I’ve set a new goal, 10Lbs to lose in 2 weeks – before Sunday 5th Feb. those 10lbs will mean I have lost 10% of weight in 1 whole year.
Which isn’t too bad after the rubbish back and forth I had from July til now.
wish me luck… couple more weeks til a picture comparison… *gulp*
Okay so I weighed in on Sunday…
okay so it was a bad week BUT it’s only terrible if i let it get to me…
so I haven’t.
I’ve decided to leave my weeklies, concentrate on dailies (within 3 points below) and then if I really NEED my weeklies I shall have them in abundance…
for example if i have a craving… better if I can settle that than to deprive myself… or if the guys from work invite me out for a meal, I’m safe.

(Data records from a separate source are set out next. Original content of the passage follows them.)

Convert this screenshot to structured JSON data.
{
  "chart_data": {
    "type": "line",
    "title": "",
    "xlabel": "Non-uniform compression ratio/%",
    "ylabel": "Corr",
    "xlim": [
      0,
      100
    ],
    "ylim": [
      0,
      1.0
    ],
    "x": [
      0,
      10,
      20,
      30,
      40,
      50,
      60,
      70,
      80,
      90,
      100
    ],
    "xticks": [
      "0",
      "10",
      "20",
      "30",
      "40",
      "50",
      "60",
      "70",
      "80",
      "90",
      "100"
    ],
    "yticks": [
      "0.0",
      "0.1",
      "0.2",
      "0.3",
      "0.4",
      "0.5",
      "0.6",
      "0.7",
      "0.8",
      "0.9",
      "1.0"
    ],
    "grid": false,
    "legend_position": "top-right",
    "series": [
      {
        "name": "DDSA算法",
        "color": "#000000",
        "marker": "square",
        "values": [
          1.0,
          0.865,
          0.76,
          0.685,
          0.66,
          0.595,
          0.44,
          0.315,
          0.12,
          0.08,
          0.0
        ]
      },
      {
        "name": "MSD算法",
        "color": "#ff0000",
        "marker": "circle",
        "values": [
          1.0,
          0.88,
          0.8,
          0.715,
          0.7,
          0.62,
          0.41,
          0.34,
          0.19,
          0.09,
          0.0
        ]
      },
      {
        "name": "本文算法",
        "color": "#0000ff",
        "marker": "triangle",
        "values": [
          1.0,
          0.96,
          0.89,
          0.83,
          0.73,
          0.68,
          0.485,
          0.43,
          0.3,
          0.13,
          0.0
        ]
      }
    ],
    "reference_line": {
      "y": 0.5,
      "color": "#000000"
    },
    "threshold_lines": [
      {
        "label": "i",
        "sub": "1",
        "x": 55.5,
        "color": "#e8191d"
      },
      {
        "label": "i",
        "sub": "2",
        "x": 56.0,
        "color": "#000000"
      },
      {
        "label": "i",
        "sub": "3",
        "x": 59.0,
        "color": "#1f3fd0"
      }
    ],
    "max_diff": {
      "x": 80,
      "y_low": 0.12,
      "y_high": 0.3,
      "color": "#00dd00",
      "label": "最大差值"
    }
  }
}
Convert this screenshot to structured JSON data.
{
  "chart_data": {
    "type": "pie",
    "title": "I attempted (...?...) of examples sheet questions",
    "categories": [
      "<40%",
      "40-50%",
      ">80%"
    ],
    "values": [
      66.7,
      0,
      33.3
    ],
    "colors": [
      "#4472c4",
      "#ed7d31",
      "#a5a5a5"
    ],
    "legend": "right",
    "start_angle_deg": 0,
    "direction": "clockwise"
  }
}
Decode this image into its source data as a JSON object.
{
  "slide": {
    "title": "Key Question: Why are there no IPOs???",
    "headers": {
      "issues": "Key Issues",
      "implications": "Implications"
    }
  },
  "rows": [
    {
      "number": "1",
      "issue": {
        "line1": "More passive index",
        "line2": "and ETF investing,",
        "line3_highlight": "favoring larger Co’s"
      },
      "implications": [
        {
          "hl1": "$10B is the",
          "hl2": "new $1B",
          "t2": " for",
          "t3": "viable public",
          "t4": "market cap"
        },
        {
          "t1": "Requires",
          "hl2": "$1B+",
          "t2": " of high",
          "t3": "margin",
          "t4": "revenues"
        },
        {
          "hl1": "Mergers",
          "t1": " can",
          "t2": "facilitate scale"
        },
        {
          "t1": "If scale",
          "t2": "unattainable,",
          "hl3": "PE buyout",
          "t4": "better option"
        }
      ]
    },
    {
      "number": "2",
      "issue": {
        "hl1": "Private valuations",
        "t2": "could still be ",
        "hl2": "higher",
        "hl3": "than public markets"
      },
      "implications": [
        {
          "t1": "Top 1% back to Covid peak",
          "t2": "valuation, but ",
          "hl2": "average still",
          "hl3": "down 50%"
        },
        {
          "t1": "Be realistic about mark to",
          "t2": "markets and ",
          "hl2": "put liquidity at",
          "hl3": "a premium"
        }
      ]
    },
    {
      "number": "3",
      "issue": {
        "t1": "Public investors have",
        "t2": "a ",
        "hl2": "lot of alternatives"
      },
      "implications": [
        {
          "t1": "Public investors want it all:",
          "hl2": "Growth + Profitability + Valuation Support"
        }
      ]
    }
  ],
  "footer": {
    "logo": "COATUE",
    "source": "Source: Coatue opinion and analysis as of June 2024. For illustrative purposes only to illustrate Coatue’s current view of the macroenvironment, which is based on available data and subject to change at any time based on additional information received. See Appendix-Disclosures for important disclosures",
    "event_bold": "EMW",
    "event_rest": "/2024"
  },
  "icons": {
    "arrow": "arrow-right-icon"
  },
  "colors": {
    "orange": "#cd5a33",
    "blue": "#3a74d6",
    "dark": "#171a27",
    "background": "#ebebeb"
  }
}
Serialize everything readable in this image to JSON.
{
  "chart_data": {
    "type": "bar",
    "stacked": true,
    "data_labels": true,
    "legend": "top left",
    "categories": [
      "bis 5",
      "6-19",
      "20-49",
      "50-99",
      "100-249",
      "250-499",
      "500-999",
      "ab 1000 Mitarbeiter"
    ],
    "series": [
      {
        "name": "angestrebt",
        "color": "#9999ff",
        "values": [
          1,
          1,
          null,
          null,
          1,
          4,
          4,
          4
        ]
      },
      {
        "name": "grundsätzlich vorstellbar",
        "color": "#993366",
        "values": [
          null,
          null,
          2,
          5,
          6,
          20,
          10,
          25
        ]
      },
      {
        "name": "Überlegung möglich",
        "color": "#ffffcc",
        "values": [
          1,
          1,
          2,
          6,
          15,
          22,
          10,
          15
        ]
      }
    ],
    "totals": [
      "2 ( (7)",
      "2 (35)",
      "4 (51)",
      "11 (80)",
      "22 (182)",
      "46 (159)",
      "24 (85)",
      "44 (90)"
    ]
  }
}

okay so the competition between my sister and I… I won the first round.
It’s every fortnight so last weeks weigh in set a benchmark for this week’s…
My sister LOST 7.5LBS!!! and I put on 2! so in order to win the weigh this week, I have to lose 10lbs… PLUS 1lbs more than my sister does *gulp*
14lbs is a brave target – i’m aiming high but not going to dwell if i don’t make it.